Notre économie est tirée par un secteur primaire encore fortement dépendant des pluies, et elle est portée par un secteur tertiaire entièrement sous contrôle de partenaires stratégiques qui disposent de moyens considérables hors de portée de nos capitaines d’industrie qui peinent à animer un secteur secondaire qui n’existe que symboliquement, l’essentiel de sa sphère d’activités étant la transformation de produits alimentaires pour la plupart importés.
Tant que la valorisation de nos richesses extractives dans un tel contexte ne pourra être portée par les acteurs nationaux, du fait de l’inexistence de mécanismes de financement internes, nous ne pourrons nous passer de l’expertise extérieure et donc de partenaires techniques et financiers étrangers.

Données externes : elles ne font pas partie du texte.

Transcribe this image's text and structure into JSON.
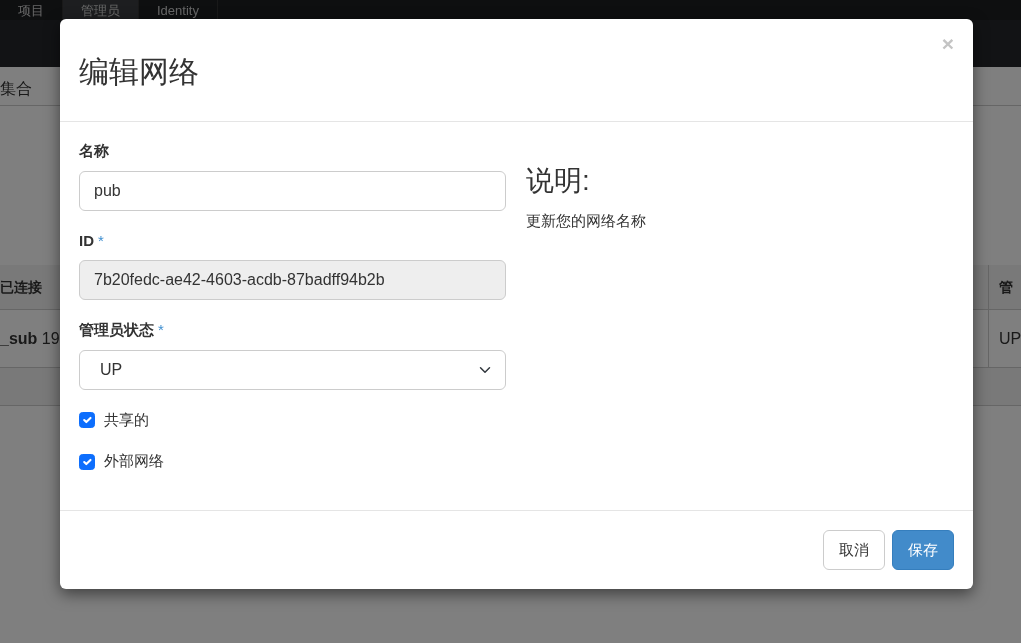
{
  "background": {
    "tabs": [
      {
        "label": "项目",
        "selected": false
      },
      {
        "label": "管理员",
        "selected": true
      },
      {
        "label": "Identity",
        "selected": false
      }
    ],
    "breadcrumb": "集合",
    "table": {
      "columns": [
        "已连接",
        "管"
      ],
      "rows": [
        [
          "**_sub** 19",
          "UP"
        ]
      ]
    }
  },
  "modal": {
    "title": "编辑网络",
    "close": "×",
    "fields": [
      {
        "kind": "text",
        "label": "名称",
        "value": "pub",
        "disabled": false
      },
      {
        "kind": "text",
        "label": "ID",
        "required_mark": "*",
        "value": "7b20fedc-ae42-4603-acdb-87badff94b2b",
        "disabled": true
      },
      {
        "kind": "select",
        "label": "管理员状态",
        "required_mark": "*",
        "value": "UP",
        "disabled": false
      }
    ],
    "checkboxes": [
      {
        "label": "共享的",
        "checked": true
      },
      {
        "label": "外部网络",
        "checked": true
      }
    ],
    "help": {
      "title": "说明:",
      "text": "更新您的网络名称"
    },
    "buttons": [
      {
        "kind": "secondary",
        "label": "取消"
      },
      {
        "kind": "primary",
        "label": "保存"
      }
    ]
  }
}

Dans un tel cadre, il convient de reconnaitre, même si cela est souvent sujet à polémiques que l’une des meilleures approches en matière d’impulsion du développement économique et social de nos pays pauvres demeure le partenariat public-privé, dès lors qu’il garantit un traitement équitable entre les différents acteurs et prend en compte les intérêts hautement stratégiques de notre pays pour ce qui nous concerne.
Il convient d’insister sur les PPP sachant que dans un tel contexte les investissements réalisés impactent directement la vie des populations cibles, et cela ménage la souveraineté de nos états, qui peuvent en effet mobiliser par la valorisation de ces infrastructures les ressources nécessaires à leur remboursement, dans des conditions plus souples et moins contraignantes aussi.
Avoir les ressources minières, gazières etc. est un fait. Avoir la technologie pour les extraire en est une autre. Avoir les moyens de les valoriser et de les exporter aussi est important.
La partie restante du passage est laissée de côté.